Four months later, on November 21, Kromah again negotiated a deal with the agent for the sale of ivory. On February 11, 2018, the organisation offered the sale of black rhino horn through Dakar and then to Manhattan’s China Town where the buyer would be waiting. Less than 6,000 black rhinos roam the wild.

The Surur network was so strong that in just three days, the rhino horns had left Dakar and were on transit to New York. The horns docked in New York on March 2. Subsequently, Sh1.8 million was wired to Surur and a further Sh150,000 paid out to him personally as a finder’s fee commission.

The horns were hidden in a yellow African mask and had made it all the way to its market in the US.

The ease of doing business with the informant furled even more greed to the poachers' thousands of kilometres away.

Documents from the United States Department of Justice show that between March and May of 2018, Surur and co offered to sell additional rhino horns of varying weights, including a single piece whose weight stood at seven kilogrammes. To reel in the informant, they supplied an endless line of photos of rhino horns and elephant ivory from which their man in New York could choose from.

“On May 8 and 10 the agent made more payments for purchase of two additional rhino horns and sent more than Sh10 million to Surur for purchase of rhino horns as well as a commission. Additional commissions of Sh1.4 million was also paid to the three,” a charge sheet from the DOJ says.

The horns were concealed in statues. Agents examined them and concluded they were from white rhinos. Only 18,000 of these roam the wild.

The butchering of rhinos and elephants in Kenya, Tanzania and Mozambique never stopped, ensuring that Surur and his associates always met the demand created by the US agent, continuing to further their reputation of notoriety fuelled on by money.

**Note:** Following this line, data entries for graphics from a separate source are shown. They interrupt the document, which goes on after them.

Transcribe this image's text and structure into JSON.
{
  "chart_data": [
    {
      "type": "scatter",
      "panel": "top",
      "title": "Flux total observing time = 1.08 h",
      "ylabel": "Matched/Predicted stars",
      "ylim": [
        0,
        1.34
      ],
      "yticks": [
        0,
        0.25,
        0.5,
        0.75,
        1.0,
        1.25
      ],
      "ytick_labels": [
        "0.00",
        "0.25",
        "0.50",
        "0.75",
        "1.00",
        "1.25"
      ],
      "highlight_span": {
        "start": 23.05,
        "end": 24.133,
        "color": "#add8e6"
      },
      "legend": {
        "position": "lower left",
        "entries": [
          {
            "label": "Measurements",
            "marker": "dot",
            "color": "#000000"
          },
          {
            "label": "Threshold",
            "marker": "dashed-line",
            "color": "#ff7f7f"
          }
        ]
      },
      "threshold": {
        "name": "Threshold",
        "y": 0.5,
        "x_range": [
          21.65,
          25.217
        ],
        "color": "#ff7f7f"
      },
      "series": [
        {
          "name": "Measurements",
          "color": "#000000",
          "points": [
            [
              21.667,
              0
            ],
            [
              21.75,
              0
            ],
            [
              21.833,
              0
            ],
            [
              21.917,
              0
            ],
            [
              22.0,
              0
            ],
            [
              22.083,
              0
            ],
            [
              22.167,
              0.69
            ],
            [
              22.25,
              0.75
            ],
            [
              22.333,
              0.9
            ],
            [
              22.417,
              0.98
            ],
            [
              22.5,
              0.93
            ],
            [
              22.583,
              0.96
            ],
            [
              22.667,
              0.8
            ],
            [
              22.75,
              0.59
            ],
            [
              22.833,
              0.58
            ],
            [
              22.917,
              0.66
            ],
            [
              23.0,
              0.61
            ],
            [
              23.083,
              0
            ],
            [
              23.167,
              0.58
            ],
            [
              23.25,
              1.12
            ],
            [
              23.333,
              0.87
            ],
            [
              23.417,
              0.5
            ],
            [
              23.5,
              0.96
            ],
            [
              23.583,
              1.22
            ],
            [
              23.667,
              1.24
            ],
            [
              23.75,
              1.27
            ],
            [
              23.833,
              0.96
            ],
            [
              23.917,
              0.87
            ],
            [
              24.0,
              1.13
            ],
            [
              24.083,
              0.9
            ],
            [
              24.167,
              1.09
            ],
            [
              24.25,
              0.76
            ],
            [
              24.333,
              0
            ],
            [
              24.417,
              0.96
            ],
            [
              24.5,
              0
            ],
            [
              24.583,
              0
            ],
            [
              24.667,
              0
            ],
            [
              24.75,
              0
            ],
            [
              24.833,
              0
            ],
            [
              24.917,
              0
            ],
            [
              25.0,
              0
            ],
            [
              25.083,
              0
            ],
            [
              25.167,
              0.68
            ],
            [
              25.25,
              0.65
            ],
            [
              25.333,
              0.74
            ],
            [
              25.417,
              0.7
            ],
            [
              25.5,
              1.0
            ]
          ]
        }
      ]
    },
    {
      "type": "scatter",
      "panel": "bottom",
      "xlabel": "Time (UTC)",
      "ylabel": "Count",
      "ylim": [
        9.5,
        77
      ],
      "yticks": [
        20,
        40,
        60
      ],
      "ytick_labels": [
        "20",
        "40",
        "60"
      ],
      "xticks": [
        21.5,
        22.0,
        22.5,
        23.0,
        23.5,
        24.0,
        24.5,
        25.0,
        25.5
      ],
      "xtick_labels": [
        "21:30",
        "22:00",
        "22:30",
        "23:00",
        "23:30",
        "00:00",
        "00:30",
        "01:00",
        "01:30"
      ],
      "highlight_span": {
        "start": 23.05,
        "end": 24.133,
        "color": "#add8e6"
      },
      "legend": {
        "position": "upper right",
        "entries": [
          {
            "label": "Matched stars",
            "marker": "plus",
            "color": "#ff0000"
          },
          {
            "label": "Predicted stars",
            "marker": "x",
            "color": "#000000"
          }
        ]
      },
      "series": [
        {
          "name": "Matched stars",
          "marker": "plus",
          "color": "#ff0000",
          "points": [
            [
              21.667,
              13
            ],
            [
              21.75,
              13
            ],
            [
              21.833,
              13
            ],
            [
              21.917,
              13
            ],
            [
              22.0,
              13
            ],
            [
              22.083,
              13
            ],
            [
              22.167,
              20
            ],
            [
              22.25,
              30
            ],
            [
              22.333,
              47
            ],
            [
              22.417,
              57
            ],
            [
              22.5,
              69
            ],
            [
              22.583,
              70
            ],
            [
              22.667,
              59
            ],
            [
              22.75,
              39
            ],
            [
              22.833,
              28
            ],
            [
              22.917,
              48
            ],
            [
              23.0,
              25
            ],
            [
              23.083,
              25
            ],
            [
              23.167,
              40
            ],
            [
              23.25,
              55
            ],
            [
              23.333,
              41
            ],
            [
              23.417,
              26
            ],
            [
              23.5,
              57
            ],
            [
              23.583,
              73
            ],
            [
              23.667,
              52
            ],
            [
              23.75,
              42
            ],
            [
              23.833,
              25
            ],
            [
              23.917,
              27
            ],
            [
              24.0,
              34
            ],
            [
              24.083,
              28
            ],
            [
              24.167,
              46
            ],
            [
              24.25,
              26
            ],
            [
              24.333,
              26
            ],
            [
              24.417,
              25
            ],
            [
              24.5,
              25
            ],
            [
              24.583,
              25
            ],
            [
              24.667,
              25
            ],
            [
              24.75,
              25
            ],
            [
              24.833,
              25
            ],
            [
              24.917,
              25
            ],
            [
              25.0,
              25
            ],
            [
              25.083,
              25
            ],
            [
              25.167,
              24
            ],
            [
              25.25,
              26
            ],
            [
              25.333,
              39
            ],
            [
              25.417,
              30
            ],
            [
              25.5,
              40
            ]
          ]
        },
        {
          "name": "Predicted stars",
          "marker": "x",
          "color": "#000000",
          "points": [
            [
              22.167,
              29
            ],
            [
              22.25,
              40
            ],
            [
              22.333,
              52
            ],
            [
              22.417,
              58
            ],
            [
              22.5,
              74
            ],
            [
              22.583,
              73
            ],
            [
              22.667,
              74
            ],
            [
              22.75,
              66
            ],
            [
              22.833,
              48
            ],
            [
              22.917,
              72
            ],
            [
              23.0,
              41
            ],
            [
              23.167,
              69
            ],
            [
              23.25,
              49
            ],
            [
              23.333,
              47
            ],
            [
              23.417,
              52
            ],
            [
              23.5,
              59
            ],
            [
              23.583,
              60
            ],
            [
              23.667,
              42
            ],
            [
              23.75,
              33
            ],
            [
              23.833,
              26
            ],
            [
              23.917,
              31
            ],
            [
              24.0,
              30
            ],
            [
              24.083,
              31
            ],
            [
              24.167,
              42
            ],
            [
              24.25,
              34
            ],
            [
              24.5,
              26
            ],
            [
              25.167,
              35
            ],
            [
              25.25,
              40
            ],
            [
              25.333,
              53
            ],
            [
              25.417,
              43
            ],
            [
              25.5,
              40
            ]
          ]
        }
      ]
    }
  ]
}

 “As alleged, these defendants are members of an international conspiracy to traffic in not only heroin but also rhino horns and elephant ivory.  The alleged enterprise, responsible for the illegal slaughter of dozens of rhinos and more than 100 elephants, was as destructive to protected species as it was lucrative.,” Manhattan US Attorney Geoffrey S Berman said of Surur and the men who worked with him.

Enough evidence

But the white rhino horn sale was to be one of their last.

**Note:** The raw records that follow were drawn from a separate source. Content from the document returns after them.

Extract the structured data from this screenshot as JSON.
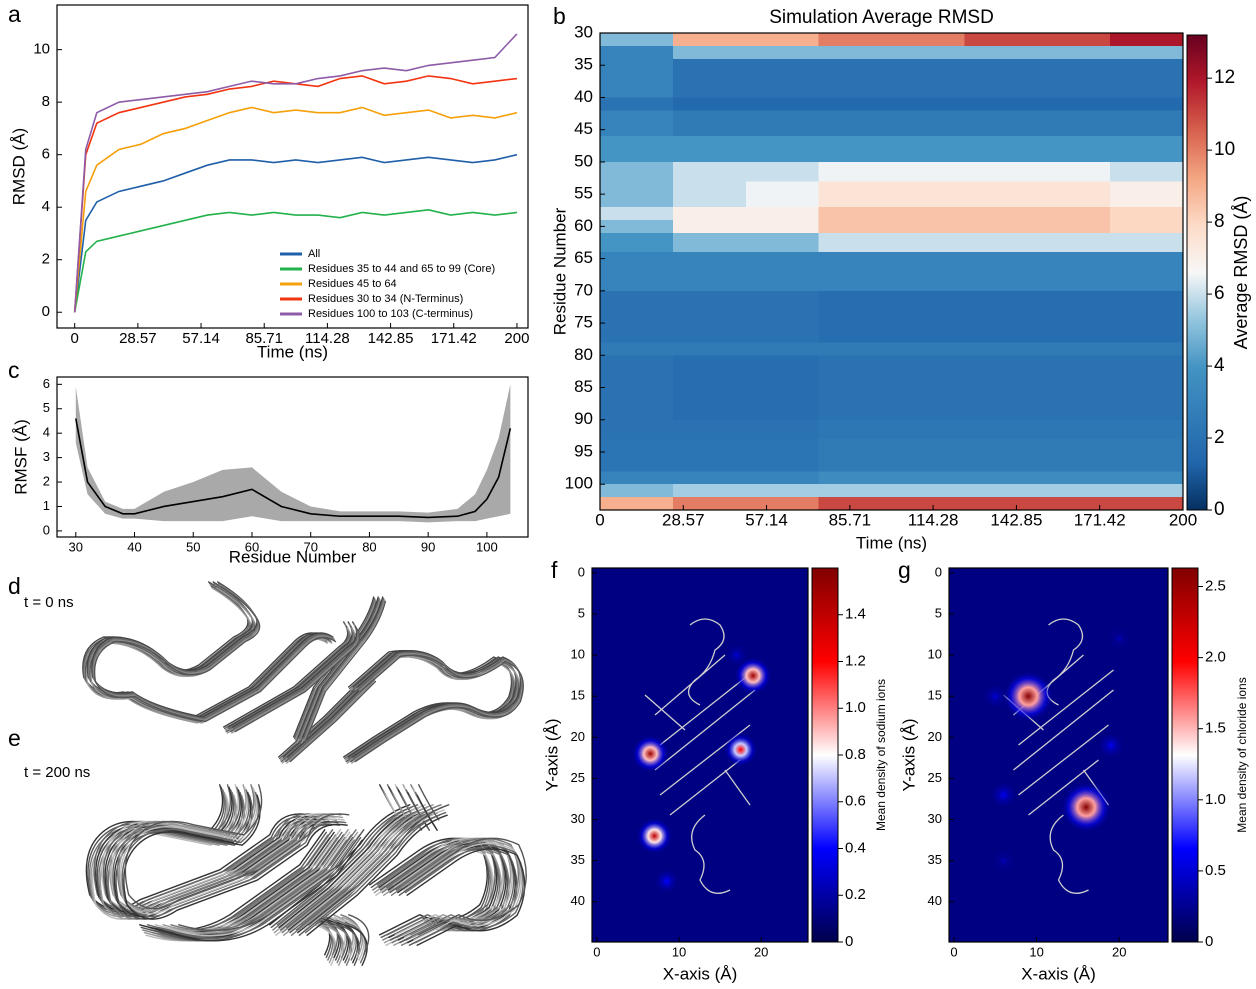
{
  "chart_data": [
    {
      "type": "line",
      "label": "a",
      "xlabel": "Time (ns)",
      "ylabel": "RMSD (Å)",
      "x": [
        0,
        5,
        10,
        20,
        30,
        40,
        50,
        60,
        70,
        80,
        90,
        100,
        110,
        120,
        130,
        140,
        150,
        160,
        170,
        180,
        190,
        200
      ],
      "series": [
        {
          "name": "All",
          "color": "#1f5fa8",
          "values": [
            0,
            3.5,
            4.2,
            4.6,
            4.8,
            5.0,
            5.3,
            5.6,
            5.8,
            5.8,
            5.7,
            5.8,
            5.7,
            5.8,
            5.9,
            5.7,
            5.8,
            5.9,
            5.8,
            5.7,
            5.8,
            6.0
          ]
        },
        {
          "name": "Residues 35 to 44 and 65 to 99 (Core)",
          "color": "#22b14c",
          "values": [
            0,
            2.3,
            2.7,
            2.9,
            3.1,
            3.3,
            3.5,
            3.7,
            3.8,
            3.7,
            3.8,
            3.7,
            3.7,
            3.6,
            3.8,
            3.7,
            3.8,
            3.9,
            3.7,
            3.8,
            3.7,
            3.8
          ]
        },
        {
          "name": "Residues 45 to 64",
          "color": "#f5a00a",
          "values": [
            0,
            4.6,
            5.6,
            6.2,
            6.4,
            6.8,
            7.0,
            7.3,
            7.6,
            7.8,
            7.6,
            7.7,
            7.6,
            7.6,
            7.8,
            7.5,
            7.6,
            7.7,
            7.4,
            7.5,
            7.4,
            7.6
          ]
        },
        {
          "name": "Residues 30 to 34 (N-Terminus)",
          "color": "#f23410",
          "values": [
            0,
            6.0,
            7.2,
            7.6,
            7.8,
            8.0,
            8.2,
            8.3,
            8.5,
            8.6,
            8.8,
            8.7,
            8.6,
            8.9,
            9.0,
            8.7,
            8.8,
            9.0,
            8.9,
            8.7,
            8.8,
            8.9
          ]
        },
        {
          "name": "Residues 100 to 103 (C-terminus)",
          "color": "#8e5ba8",
          "values": [
            0,
            6.2,
            7.6,
            8.0,
            8.1,
            8.2,
            8.3,
            8.4,
            8.6,
            8.8,
            8.7,
            8.7,
            8.9,
            9.0,
            9.2,
            9.3,
            9.2,
            9.4,
            9.5,
            9.6,
            9.7,
            10.6
          ]
        }
      ],
      "xlim": [
        -8,
        205
      ],
      "xticks": [
        0,
        28.57,
        57.14,
        85.71,
        114.28,
        142.85,
        171.42,
        200
      ],
      "ylim": [
        -0.6,
        11.7
      ],
      "yticks": [
        0,
        2,
        4,
        6,
        8,
        10
      ],
      "legend": "lower right"
    },
    {
      "type": "heatmap",
      "label": "b",
      "title": "Simulation Average RMSD",
      "xlabel": "Time (ns)",
      "ylabel": "Residue Number",
      "x": [
        0,
        25,
        50,
        75,
        100,
        125,
        150,
        175
      ],
      "y": [
        30,
        32,
        34,
        40,
        42,
        46,
        50,
        53,
        57,
        59,
        61,
        64,
        70,
        78,
        80,
        90,
        93,
        98,
        100,
        102
      ],
      "values": [
        [
          5,
          9,
          9,
          10,
          10,
          11,
          11,
          12
        ],
        [
          3,
          5,
          5,
          5,
          5,
          5,
          5,
          5
        ],
        [
          3,
          2,
          2,
          2,
          2,
          2,
          2,
          2
        ],
        [
          2,
          1.5,
          1.5,
          1.5,
          1.5,
          1.5,
          1.5,
          1.5
        ],
        [
          3,
          2.5,
          2.5,
          2.5,
          2.5,
          2.5,
          2.5,
          2.5
        ],
        [
          4,
          4,
          4,
          4,
          4,
          4,
          4,
          4
        ],
        [
          5,
          6,
          6,
          6.5,
          6.5,
          6.5,
          6.5,
          6
        ],
        [
          5,
          6,
          6.5,
          7.5,
          7.5,
          7.5,
          7.5,
          7
        ],
        [
          6,
          7,
          7,
          8.5,
          8.5,
          8.5,
          8.5,
          8
        ],
        [
          5,
          7,
          7,
          8.5,
          8.5,
          8.5,
          8.5,
          8
        ],
        [
          4,
          5,
          5,
          6,
          6,
          6,
          6,
          6
        ],
        [
          3,
          3,
          3,
          3,
          3,
          3,
          3,
          3
        ],
        [
          2,
          2,
          2,
          1.8,
          1.8,
          1.8,
          1.8,
          1.8
        ],
        [
          2.5,
          2.5,
          2.5,
          2.5,
          2.5,
          2.5,
          2.5,
          2.5
        ],
        [
          2,
          1.8,
          1.8,
          2,
          2,
          2,
          2,
          2
        ],
        [
          2,
          2,
          2,
          2.3,
          2.3,
          2.3,
          2.3,
          2.3
        ],
        [
          2.2,
          2.2,
          2.2,
          2.5,
          2.5,
          2.5,
          2.5,
          2.5
        ],
        [
          3,
          3,
          3,
          3.5,
          3.5,
          3.5,
          3.5,
          3.5
        ],
        [
          5,
          5.5,
          5.5,
          5.5,
          5.5,
          5.5,
          5.5,
          5.5
        ],
        [
          9,
          10,
          10,
          11,
          11,
          11,
          11,
          11
        ]
      ],
      "xlim": [
        0,
        200
      ],
      "xticks": [
        0,
        28.57,
        57.14,
        85.71,
        114.28,
        142.85,
        171.42,
        200
      ],
      "ylim": [
        30,
        104
      ],
      "yticks": [
        30,
        35,
        40,
        45,
        50,
        55,
        60,
        65,
        70,
        75,
        80,
        85,
        90,
        95,
        100
      ],
      "colormap": "RdBu_r",
      "colorbar": {
        "label": "Average RMSD (Å)",
        "lim": [
          0,
          13.2
        ],
        "ticks": [
          0,
          2,
          4,
          6,
          8,
          10,
          12
        ]
      }
    },
    {
      "type": "line",
      "label": "c",
      "xlabel": "Residue Number",
      "ylabel": "RMSF (Å)",
      "x": [
        30,
        32,
        35,
        38,
        40,
        45,
        50,
        55,
        60,
        65,
        70,
        75,
        80,
        85,
        90,
        95,
        98,
        100,
        102,
        104
      ],
      "series": [
        {
          "color": "#000000",
          "values": [
            4.6,
            2.0,
            1.0,
            0.7,
            0.7,
            1.0,
            1.2,
            1.4,
            1.7,
            1.0,
            0.7,
            0.6,
            0.6,
            0.6,
            0.55,
            0.6,
            0.8,
            1.3,
            2.2,
            4.2
          ]
        }
      ],
      "band": {
        "color": "#a9a9a9",
        "lower": [
          3.6,
          1.5,
          0.7,
          0.5,
          0.5,
          0.4,
          0.4,
          0.4,
          0.6,
          0.4,
          0.4,
          0.4,
          0.4,
          0.4,
          0.35,
          0.4,
          0.4,
          0.5,
          0.6,
          0.7
        ],
        "upper": [
          5.9,
          2.6,
          1.2,
          0.9,
          0.9,
          1.6,
          2.0,
          2.5,
          2.6,
          1.6,
          1.0,
          0.8,
          0.8,
          0.8,
          0.75,
          0.9,
          1.5,
          2.5,
          3.8,
          6.0
        ]
      },
      "xlim": [
        26.8,
        107
      ],
      "xticks": [
        30,
        40,
        50,
        60,
        70,
        80,
        90,
        100
      ],
      "ylim": [
        -0.25,
        6.3
      ],
      "yticks": [
        0,
        1,
        2,
        3,
        4,
        5,
        6
      ]
    },
    {
      "type": "density",
      "label": "f",
      "xlabel": "X-axis (Å)",
      "ylabel": "Y-axis (Å)",
      "colormap": "seismic",
      "background": 0.12,
      "peaks": [
        {
          "x": 19,
          "y": 12.5,
          "value": 1.5
        },
        {
          "x": 6.5,
          "y": 22,
          "value": 1.5
        },
        {
          "x": 17.5,
          "y": 21.5,
          "value": 1.2
        },
        {
          "x": 7,
          "y": 32,
          "value": 1.4
        },
        {
          "x": 8.5,
          "y": 37.5,
          "value": 0.4
        },
        {
          "x": 17,
          "y": 10,
          "value": 0.3
        }
      ],
      "xlim": [
        -0.6,
        25.7
      ],
      "xticks": [
        0,
        10,
        20
      ],
      "ylim": [
        -0.6,
        44.9
      ],
      "yticks": [
        0,
        5,
        10,
        15,
        20,
        25,
        30,
        35,
        40
      ],
      "colorbar": {
        "label": "Mean density of sodium ions",
        "lim": [
          0,
          1.6
        ],
        "ticks": [
          0,
          0.2,
          0.4,
          0.6,
          0.8,
          {
            "value": 1,
            "label": "1.0"
          },
          1.2,
          1.4
        ]
      }
    },
    {
      "type": "density",
      "label": "g",
      "xlabel": "X-axis (Å)",
      "ylabel": "Y-axis (Å)",
      "colormap": "seismic",
      "background": 0.2,
      "peaks": [
        {
          "x": 9,
          "y": 15,
          "value": 2.6
        },
        {
          "x": 16,
          "y": 28.5,
          "value": 2.6
        },
        {
          "x": 19,
          "y": 21,
          "value": 0.6
        },
        {
          "x": 6,
          "y": 27,
          "value": 0.6
        },
        {
          "x": 6,
          "y": 35,
          "value": 0.4
        },
        {
          "x": 20,
          "y": 8,
          "value": 0.4
        },
        {
          "x": 5,
          "y": 15,
          "value": 0.5
        }
      ],
      "xlim": [
        -0.6,
        25.9
      ],
      "xticks": [
        0,
        10,
        20
      ],
      "ylim": [
        -0.6,
        44.9
      ],
      "yticks": [
        0,
        5,
        10,
        15,
        20,
        25,
        30,
        35,
        40
      ],
      "colorbar": {
        "label": "Mean density of chloride ions",
        "lim": [
          0,
          2.63
        ],
        "ticks": [
          0,
          0.5,
          {
            "value": 1,
            "label": "1.0"
          },
          1.5,
          {
            "value": 2,
            "label": "2.0"
          },
          2.5
        ]
      }
    }
  ],
  "structures": [
    {
      "label": "d",
      "caption": "t = 0 ns"
    },
    {
      "label": "e",
      "caption": "t = 200 ns"
    }
  ]
}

Soon after payment for the consignment was made, US authorities working with agencies from different African countries thought they had gathered enough evidence in the course of the year-long investigation to strike.

On June 12, Kromah, a Liberian citizen code-named “Kampala Man,” was arrested in Uganda. The very next day, Kromah found himself standing in a federal courthouse in New York City as a judge read charges against him.

A few days earlier, another of the four-man axle, Cherif - a Guinean citizen - had been arrested in Senegal. His extradition process is ongoing. It is after these arrests that Surur and Abdi Hussein Ahmed went on the run.

Based out of Uganda, their transnational criminal activities spanned at least seven countries in East and West Africa, with customers as far-flung as the United States and Southeast Asia.